I thought about making this review of the Astros offense a NSFW (Not Safe For Work) article, because, quite frankly, you might not want to read this at work or let your children see it.

The Astros offense was bad. Doing a google search resulted in the description of the offense as: ineffective, bad, struggles, shrinks, shutdown, really really bad, and patience. That last word is probably the toughest one to swallow.

In the National League, the Astros offense ranked last in OBP, SLG, OPS, ISO (Isolated Power), wOBA (weighted On Base Average). Not many positives are to be had from the offense this past season, unless you believe in the phrase "there is no where else to go but up."

Outside of the outfield, the Astros offense in it's last game looked vastly different from it's Opening Day lineup. Gone are Pedro Feliz, Kaz Matsui, Lance Berkman and J.R. Towles. In their place were Chris Johnson, Jeff Keppinger, Brett Wallace and Jason Castro. Tommy Manzella was the only player in the infield to survive the turnover, but Angel Sanchez could have easily started in his place on the final day of the season. The Astros at one point ran out an all-rookie infield, which kind of gives you a hint as to where the Astros offense is currently.

Along with an uncharacteristic down year from Lance Berkman and Carlos Lee, Feliz, Towles and Matsui failed to produce anything remotely of value offensively.

Matsui was the first one to lose his job. Keppinger, in limited playing time, produced enough offensively to eventually bump Matsui from the starting gig at second base. Matsui was never expected to really produce offensively and was valued more for his defensive ability. With the entire offense struggling though, Keppinger was a no brain upgrade for the offense, even if it meant hurting the defense a little. He was an average hitter for the Astros this season, and should help plug the gap at second base until one of the prospects in the minor leagues can unseat him.

The often maligned J.R. Towles was the next to be replaced. There were rumblings that he was not jiving with the pitching staff in regards to calling a game, the fact that he also wasn't hitting didn't help his case. To avoid taking time away from the fast tracking Jason Castro at Triple-A, Towles was sent down to Double-A. Up came career hitting "black hole" Kevin Cash whom the coach staff was familiar with. Cash was considered more of a place holder until the Astros could be sure Castro was out of super two status. Once Castro was called, he showed why the Astros thought so highly of him, collecting his first hit, first home run, and first walk, in his first three games. The Astros took two of three from the San Francisco Giants, and scored 14 runs in that series. After that series Castro did not hit as well, splitting time with Humberto Quintero, while also more importantly learning the pitching staff.

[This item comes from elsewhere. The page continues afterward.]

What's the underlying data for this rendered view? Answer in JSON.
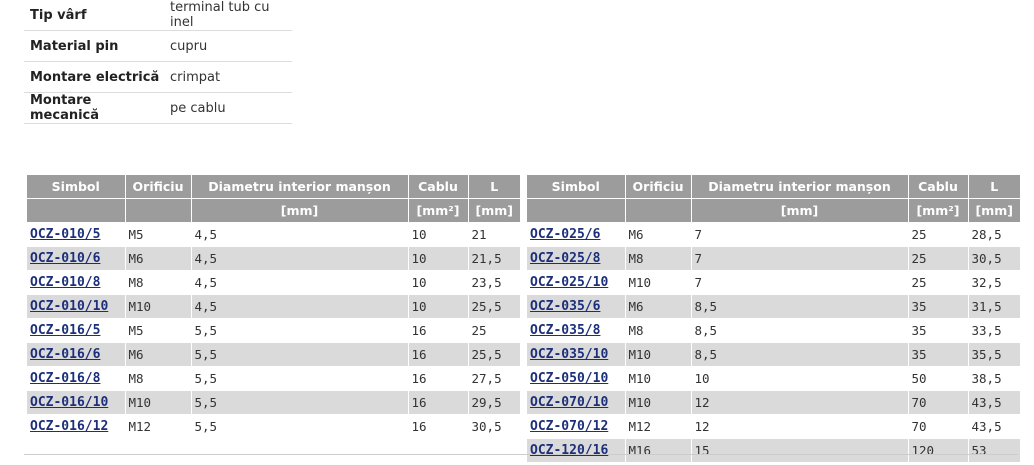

The next vict....I mean player was Pedro Feliz, who while signed for his defense, was unacceptable offensively at the hot corner. Luckly for the Astros and their fans, there was a prospect in the minors who was tearing it up. The man shares a name with one of the best running backs in the NFL, and has a habit of absolutely crushing balls. His name Chris Johnson. He provided a spark for an otherwise stagnant offense and was the only rookie to accomplish anything above average as a hitter.

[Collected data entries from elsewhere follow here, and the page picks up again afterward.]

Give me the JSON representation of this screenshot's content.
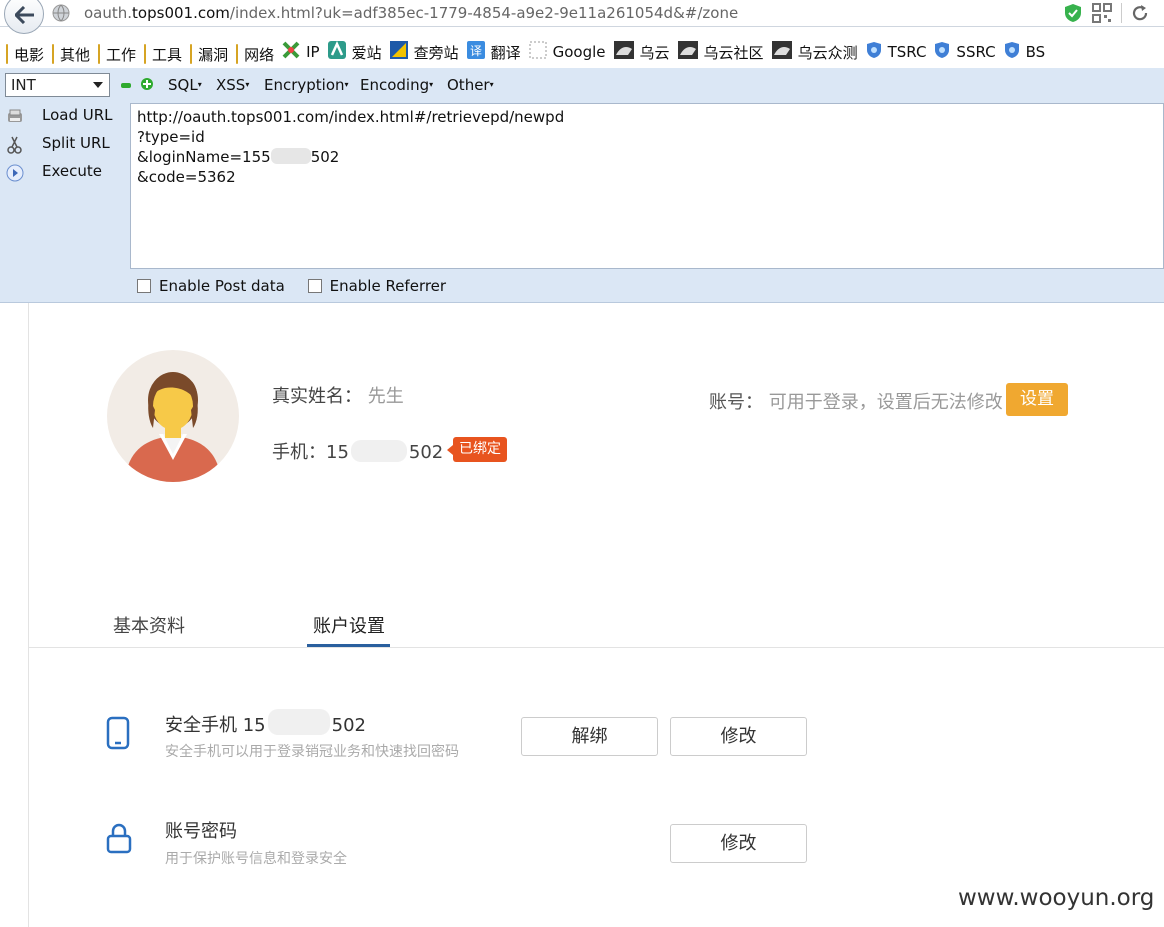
{
  "browser": {
    "url_prefix": "oauth.",
    "url_domain": "tops001.com",
    "url_rest": "/index.html?uk=adf385ec-1779-4854-a9e2-9e11a261054d&#/zone"
  },
  "bookmarks": [
    {
      "label": "电影",
      "icon": "folder-icon"
    },
    {
      "label": "其他",
      "icon": "folder-icon"
    },
    {
      "label": "工作",
      "icon": "folder-icon"
    },
    {
      "label": "工具",
      "icon": "folder-icon"
    },
    {
      "label": "漏洞",
      "icon": "folder-icon"
    },
    {
      "label": "网络",
      "icon": "folder-icon"
    },
    {
      "label": "IP",
      "icon": "ip-icon"
    },
    {
      "label": "爱站",
      "icon": "aizhan-icon"
    },
    {
      "label": "查旁站",
      "icon": "chapangzhan-icon"
    },
    {
      "label": "翻译",
      "icon": "translate-icon"
    },
    {
      "label": "Google",
      "icon": "google-icon"
    },
    {
      "label": "乌云",
      "icon": "wooyun-icon"
    },
    {
      "label": "乌云社区",
      "icon": "wooyun-icon"
    },
    {
      "label": "乌云众测",
      "icon": "wooyun-icon"
    },
    {
      "label": "TSRC",
      "icon": "shield-icon"
    },
    {
      "label": "SSRC",
      "icon": "shield-icon"
    },
    {
      "label": "BS",
      "icon": "shield-icon"
    }
  ],
  "hackbar": {
    "select_value": "INT",
    "menus": [
      "SQL",
      "XSS",
      "Encryption",
      "Encoding",
      "Other"
    ],
    "load_url": "Load URL",
    "split_url": "Split URL",
    "execute": "Execute",
    "url_lines": {
      "l1": "http://oauth.tops001.com/index.html#/retrievepd/newpd",
      "l2": "?type=id",
      "l3_a": "&loginName=155",
      "l3_b": "502",
      "l4": "&code=5362"
    },
    "enable_post": "Enable Post data",
    "enable_referrer": "Enable Referrer"
  },
  "profile": {
    "name_label": "真实姓名：",
    "name_value": "先生",
    "phone_label": "手机：",
    "phone_a": "15",
    "phone_b": "502",
    "bound_badge": "已绑定",
    "account_label": "账号：",
    "account_hint": "可用于登录，设置后无法修改",
    "set_button": "设置"
  },
  "tabs": {
    "basic": "基本资料",
    "account": "账户设置"
  },
  "security": {
    "phone_title_a": "安全手机 15",
    "phone_title_b": "502",
    "phone_desc": "安全手机可以用于登录销冠业务和快速找回密码",
    "unbind_button": "解绑",
    "modify_button": "修改",
    "password_title": "账号密码",
    "password_desc": "用于保护账号信息和登录安全",
    "password_modify_button": "修改"
  },
  "watermark": "www.wooyun.org",
  "colors": {
    "accent": "#f0a830",
    "badge": "#e8541f",
    "tab_underline": "#2a5f9e",
    "hackbar_bg": "#dbe7f5"
  }
}
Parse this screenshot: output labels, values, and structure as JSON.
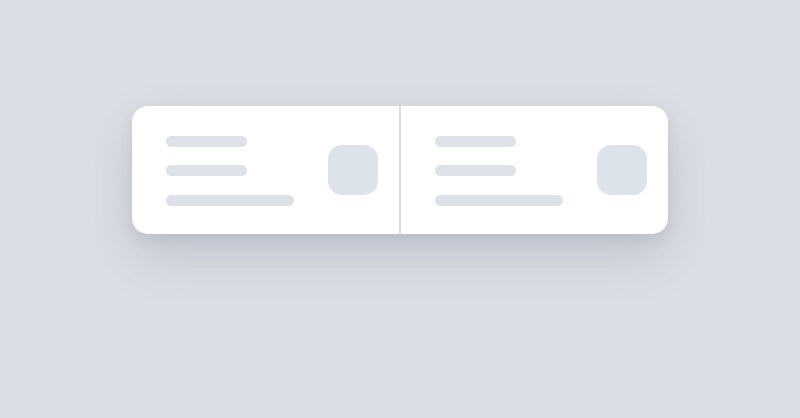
{
  "theme": {
    "background": "#dcdee5",
    "card": "#ffffff",
    "placeholder_line": "#dde1e8",
    "placeholder_thumbnail": "#dde3eb",
    "divider": "#d8dce3"
  },
  "cards": [
    {
      "state": "loading",
      "placeholder_lines": 3,
      "thumbnail": "image-placeholder-icon"
    },
    {
      "state": "loading",
      "placeholder_lines": 3,
      "thumbnail": "image-placeholder-icon"
    }
  ]
}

Besides Hunter Pence and Johnson the only other above average hitter this team had was traded away at the trade deadline, marking the first steps into a rebuilding mode. While not hitting at his usual elite level, Lance Berkman was still an above average hitter and provided the offense with it's only hitter who could be counted on to take a walk. At the trade deadline he was begrudgingly traded for a Minor League second baseman and a reliever. In his place the Astros sent out Brett Wallace whom had been acquired via a trade with the Toronto Blue Jays. The struggles of Wallace and the invasion of Carlos Lee at first has been well discussed and will continue to be discussed through out the offseason.

The outfield is the only place in which a major overhaul hasn't occurred, however, the production from those three positions has been underwhelming. At the top of the order Michael Bourn, who creates excitement with his speed, has taken a small step backwards from his 2009 numbers. Big booper Lee appears to have fallen off a cliff and looks poised to take playing time away from a developing young player. This leaves Pence who with the departure of Berkman becomes the best hitter on the team. The problem is he hasn't taken that step forward in his development fans have hoped for, causing the percentage of baldness among the Astro fan base to increase with his hair pulling streakiness.

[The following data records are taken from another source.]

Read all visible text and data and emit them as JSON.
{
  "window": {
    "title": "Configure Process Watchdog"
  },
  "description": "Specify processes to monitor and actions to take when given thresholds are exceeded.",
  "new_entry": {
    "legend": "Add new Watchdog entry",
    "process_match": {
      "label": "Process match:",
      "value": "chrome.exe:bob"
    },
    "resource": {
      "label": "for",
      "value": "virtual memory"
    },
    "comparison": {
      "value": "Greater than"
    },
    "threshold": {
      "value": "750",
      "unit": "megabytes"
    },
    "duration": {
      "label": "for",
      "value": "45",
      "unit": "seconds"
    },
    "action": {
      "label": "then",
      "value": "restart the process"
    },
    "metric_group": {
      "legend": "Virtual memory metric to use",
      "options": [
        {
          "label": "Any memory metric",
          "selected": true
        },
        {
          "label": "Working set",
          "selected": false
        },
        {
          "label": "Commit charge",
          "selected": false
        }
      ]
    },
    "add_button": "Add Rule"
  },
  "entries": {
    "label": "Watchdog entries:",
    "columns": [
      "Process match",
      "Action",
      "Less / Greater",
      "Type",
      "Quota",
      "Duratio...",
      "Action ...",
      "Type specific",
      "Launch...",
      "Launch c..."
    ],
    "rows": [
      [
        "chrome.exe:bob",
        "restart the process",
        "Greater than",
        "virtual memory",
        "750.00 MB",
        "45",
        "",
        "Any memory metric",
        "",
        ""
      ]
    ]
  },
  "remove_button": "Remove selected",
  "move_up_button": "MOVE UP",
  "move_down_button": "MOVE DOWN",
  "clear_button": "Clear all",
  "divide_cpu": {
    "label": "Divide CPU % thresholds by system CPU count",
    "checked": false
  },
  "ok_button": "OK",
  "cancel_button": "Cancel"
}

The poor offensive start to the season cost Sean Berry his job at the All-Star break, replaced by Astros icon and hitting guru Jeff Bagwell who was brought in to spark a stagnant offense. It worked, but only marginally. If I told you that the offense under Bagwell hit only slightly better than the offense under Berry, you would call me a liar, grabbin your torches and pitch forks. But before you call me a witch and burn me at the stake let's take a look at the season splits.

In the first half, the offense hit for a .238/.296/.347 line and a .643 OPS. The second half saw only a slight improvement with a .259/.311/.379 line for a .691 OPS. Not the big improvement in the numbers you were expecting. What really allowed the team to take off and start winning games was the starting pitching which went from good to great. There is a positive to be drawn from these numbers though.

The first half numbers are largely a product of the veteran players being written into the Astros lineup. In the second half numbers, those players are gone, replaced with a youth movement. Even though the numbers in the second half only increased slightly, the fact is that was with a core of young struggling hitters, instead of an aging group of veterans. Even with the struggles of Wallace and Castro who are expected to hit, this offense was better than a lineup filled with declining veterans. There are in fact some positives to be drawn from the offense, it just meant digging a little deeper, but it is there.